Perspectives

Le mensonge de Washington sur le laboratoire de Wuhan

Face au consensus scientifique universel sur les origines naturelles de COVID-19, le gouvernement Biden et les médias américains ont redoublé la campagne de mensonge affirmant que la maladie a été mise en circulation par un laboratoire chinois.

Il n’y a pas une once de vérité dans cette affirmation.
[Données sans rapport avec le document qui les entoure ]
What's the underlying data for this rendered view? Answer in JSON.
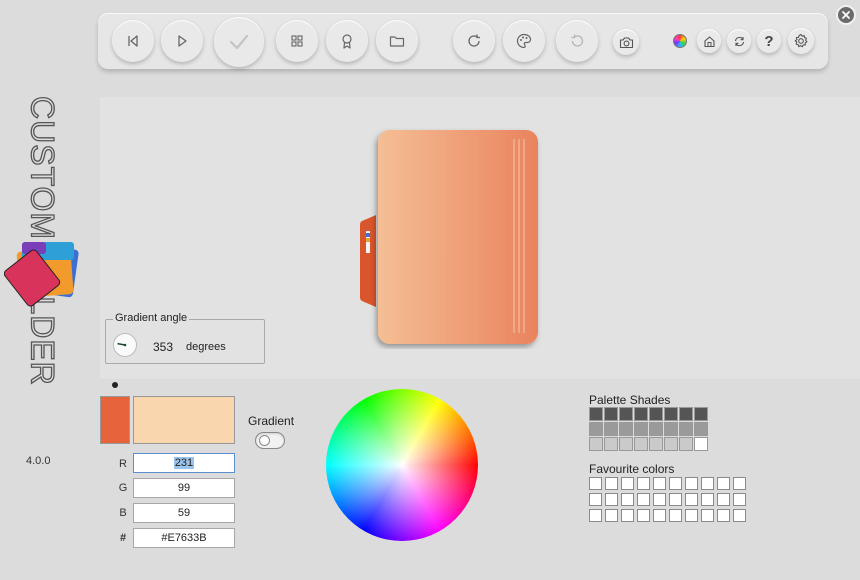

La réfutation la plus récente, et la plus accablante, est venue de l’équipe de l’Organisation mondiale de la santé (OMS) qui a fait des recherches sur les origines de la pandémie et a annoncé que l’OMS abandonnerait toute enquête sur une origine humaine de la maladie parce qu’il n’en existait aucune preuve.

Une vue du laboratoire P4 de l’Institut de virologie de Wuhan suite à une visite de l’équipe de l’Organisation mondiale de la santé à Wuhan, dans la province chinoise du Hubei, le mercredi 3 février 2021. (AP Photo/Ng Han Guan)

Le professeur Liang Wannian de l’université de Tsinghua, s’exprimant lors de la conférence de presse de l’OMS, a clairement indiqué que «l’ensemble de la communauté scientifique dans le monde» a «déjà réfuté» la théorie selon laquelle «le virus avait été conçu par l’homme».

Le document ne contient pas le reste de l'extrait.